I’ve been walking to work lately, most days. I take the neighbourhood route, avoiding the busy road until the winding residential streets run out. I walk in the cool of the morning, on the sunny side of the street, past quiet houses, and listen to the birds sing. Sometimes I see other people out walking their dogs, or jogging.
I arrive at work, where the spot I used to park has been taken over by roofers, and the rest of the parking lot has been removed by the construction crew working on a large building project. We are surrounded by drilling, thumping, hammering, blasting, and digging. Sometimes we can hardly get out the door for the cement trucks, dumptrucks or other heavy equipment moving in and out of the construction site. Yet people still manage to arrive, anyway, for art classes and gallery openings, workshops and meetings.
Then I walk home again, and when I reach the quiet streets of my neighbourhood, I see kids playing in backyards and cars pulling into driveways. And people are out walking dogs and jogging. And sometimes these two yappy dogs are out in their front yard, watching, ready to scold or gossip or at least make a lot of noise as I walk past, smiling.
Photo taken on March 31, 2011
I’ve read a number of other people’s resolutions and goals for 2011 in the last couple of days. It almost seems as if, on the stroke of 12:01 a.m. January 1st, their ambitious plans suddenly popped up on the calendar, ready to be checked off the list.
I look at my calendar, and it tells me nothing.
Sure, there are lots of things I’d like to accomplish in 2011, but my main goal — a successful career change — needs more than a few quick checkmarks. As I’ll be turning the big 5-0 soon, I figure that whatever career I end up (hopefully sooner than later) should be one I can stick with.
I feel like I’m ready for a change, but I don’t want to rush into the wrong decision.
This photo, taken during a snowstorm last January, reminds me how much things can change. Since it was taken, we’ve built a fence and made a lot of improvements to the house and garden. But here in the middle of winter, it’s harder to see the changes, the thick snow falling now doesn’t feel any different than last year’s snow.

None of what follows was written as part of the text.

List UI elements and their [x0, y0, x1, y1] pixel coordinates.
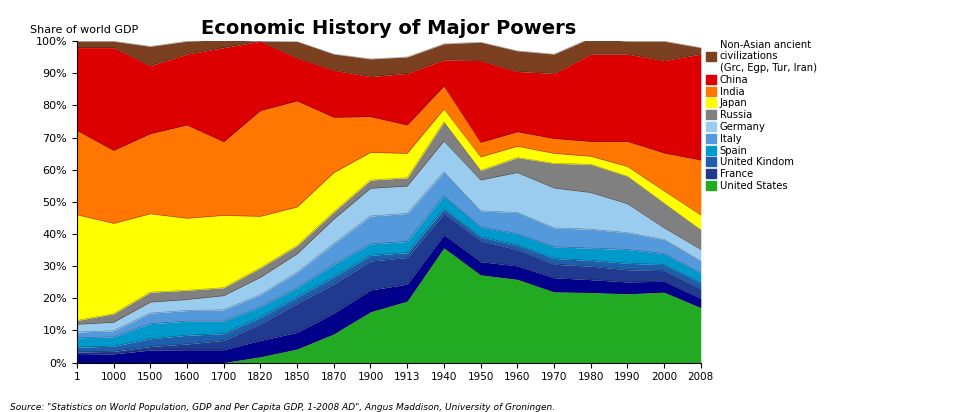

So I’m not in a hurry. I’m taking stock, watching the weather, and trying to be prepared for the inevitable changes that lie ahead, just around the corner.
Photo taken on January 20, 2010
Living here, perched on the edge of the bluff, you can watch the sea coming and going all day. You can watch the container ships, the tankers, the fishing boats and cruise ships following the tide in and out of the harbour. You can watch the harbour seals and porpoises, the gulls and eagles trolling the shallow shores. You can watch everything that moves all the way to Nova Scotia on fine days, but on foggy days you might not even see the beach. And every kind of weather, be it rain or sun, snow or storm, will beat against your windows. And as the tide rises and falls and marks the rhythm of the days and seasons, you will be always be there, watching.
Taken on April 29, 2010
There was nothing remarkable about this house, no reason to stop and look. It was right next to the curb, looking well loved and more than a little tired. It was a sunny evening and I was looking for something interesting to photograph. My camera was in my hand, the lens cap off, my finger on the shutter release. I was ready… but nothing happened. No flash of inspiration, no bright shaft of sunlight pointing to a perfect image in an ordinary neighbourhood. But I was taking photos anyway, hoping that my camera would see something that I didn’t, knowing how easily my own expectations and biases get in the way. So when we walked by this house, I looked up at this window for a moment, my camera shutter snapped, and I continued walking. At first glance, there was nothing remarkable about this house, but I’m glad my camera gave me a chance to look again.